Impressive as the events were, I came away feeling that we had lost something of the woman herself. Unless I missed it, there were few mentions in the sermons of her feelings for her children and grandchildren, or of any special and remarkable moments with an audience member who might have touched her, or of their own personal preferences. There were no startling or witty anecdotes (is it too American of me to seek a little levity?), no insight into the woman’s heart.
She wanted it that way, I guess – she was a woman who shared her private self with very little. The official stamp of the queen, so to speak, is felt in the sermons which praise her duty above all else. She was remembered for her work ethic – one for the ages.

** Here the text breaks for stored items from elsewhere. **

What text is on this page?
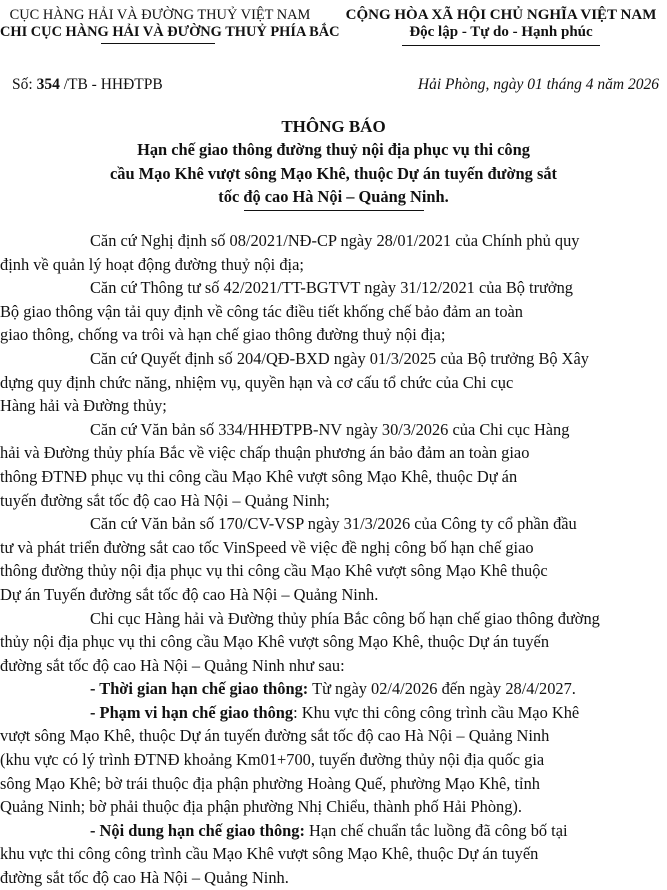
CỤC HÀNG HẢI VÀ ĐƯỜNG THUỶ VIỆT NAM
CHI CỤC HÀNG HẢI VÀ ĐƯỜNG THUỶ PHÍA BẮC
CỘNG HÒA XÃ HỘI CHỦ NGHĨA VIỆT NAM
Độc lập - Tự do - Hạnh phúc
Số: 354 /TB - HHĐTPB	Hải Phòng, ngày 01 tháng 4 năm 2026
THÔNG BÁO
Hạn chế giao thông đường thuỷ nội địa phục vụ thi công
cầu Mạo Khê vượt sông Mạo Khê, thuộc Dự án tuyến đường sắt
tốc độ cao Hà Nội – Quảng Ninh.
Căn cứ Nghị định số 08/2021/NĐ-CP ngày 28/01/2021 của Chính phủ quy
định về quản lý hoạt động đường thuỷ nội địa;
Căn cứ Thông tư số 42/2021/TT-BGTVT ngày 31/12/2021 của Bộ trưởng
Bộ giao thông vận tải quy định về công tác điều tiết khống chế bảo đảm an toàn
giao thông, chống va trôi và hạn chế giao thông đường thuỷ nội địa;
Căn cứ Quyết định số 204/QĐ-BXD ngày 01/3/2025 của Bộ trưởng Bộ Xây
dựng quy định chức năng, nhiệm vụ, quyền hạn và cơ cấu tổ chức của Chi cục
Hàng hải và Đường thủy;
Căn cứ Văn bản số 334/HHĐTPB-NV ngày 30/3/2026 của Chi cục Hàng
hải và Đường thủy phía Bắc về việc chấp thuận phương án bảo đảm an toàn giao
thông ĐTNĐ phục vụ thi công cầu Mạo Khê vượt sông Mạo Khê, thuộc Dự án
tuyến đường sắt tốc độ cao Hà Nội – Quảng Ninh;
Căn cứ Văn bản số 170/CV-VSP ngày 31/3/2026 của Công ty cổ phần đầu
tư và phát triển đường sắt cao tốc VinSpeed về việc đề nghị công bố hạn chế giao
thông đường thủy nội địa phục vụ thi công cầu Mạo Khê vượt sông Mạo Khê thuộc
Dự án Tuyến đường sắt tốc độ cao Hà Nội – Quảng Ninh.
Chi cục Hàng hải và Đường thủy phía Bắc công bố hạn chế giao thông đường
thủy nội địa phục vụ thi công cầu Mạo Khê vượt sông Mạo Khê, thuộc Dự án tuyến
đường sắt tốc độ cao Hà Nội – Quảng Ninh như sau:
- Thời gian hạn chế giao thông: Từ ngày 02/4/2026 đến ngày 28/4/2027.
- Phạm vi hạn chế giao thông: Khu vực thi công công trình cầu Mạo Khê
vượt sông Mạo Khê, thuộc Dự án tuyến đường sắt tốc độ cao Hà Nội – Quảng Ninh
(khu vực có lý trình ĐTNĐ khoảng Km01+700, tuyến đường thủy nội địa quốc gia
sông Mạo Khê; bờ trái thuộc địa phận phường Hoàng Quế, phường Mạo Khê, tỉnh
Quảng Ninh; bờ phải thuộc địa phận phường Nhị Chiểu, thành phố Hải Phòng).
- Nội dung hạn chế giao thông: Hạn chế chuẩn tắc luồng đã công bố tại
khu vực thi công công trình cầu Mạo Khê vượt sông Mạo Khê, thuộc Dự án tuyến
đường sắt tốc độ cao Hà Nội – Quảng Ninh.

Still, there were moments of intense emotion amid all the emphasis on discipline, lines and strict formations. The music was most moving when the whole gathering at Westminster Abbey sang, as in “The Day Thou Gavest, Lord, Is Ended” – that warm, full, velvety swell of collective voices.
Some of the drama may have only existed in his imagination, but who hasn’t felt a sharp pain seeing Princes William and Harry so coldly apart? It was 25 years ago almost to the day that they were united in shock at the funeral of their mother, Diana, Princess of Wales, following her excruciatingly early death. There they walked side by side behind his coffin like grieving young brothers. Now we have seen Prince William in his Royal Air Force uniform salute his grandmother’s coffin and the war memorial known as the Cenotaph, while next to him his brother does not didn’t – but surely wanted to. He was forbidden to do so (see the palace script above). This moment struck me in the heart.
The bugle call “The Last Post” towards the end of the Abbey service also touched me. All I could think of was the same fanfare played at the funeral of the Queen’s husband Prince Philip a year ago when covid precautions kept attendance drastically low and the queen sat down all alone in her mask at the end of a bench.
Yet: Continuity. Order. The theme resonated from start to finish, even if it felt a little forced at times.
Fortunately, there was a real healing balm there: the children. Formal debates have never seemed more honest and tender than when the cameras caught a glimpse of the young people who took part.
There were the altar boys, all with golden voices and gentle faces. And the children of Prince William and Catherine, Princess of Wales – Prince George, 9, and Princess Charlotte, 7, fervently attend their great-grandmother’s services in tiny funeral outfits. With all the spectacle in sight, it was these children who added bittersweet emotion and surprising, genuine humanity – and continuity in the fullest sense.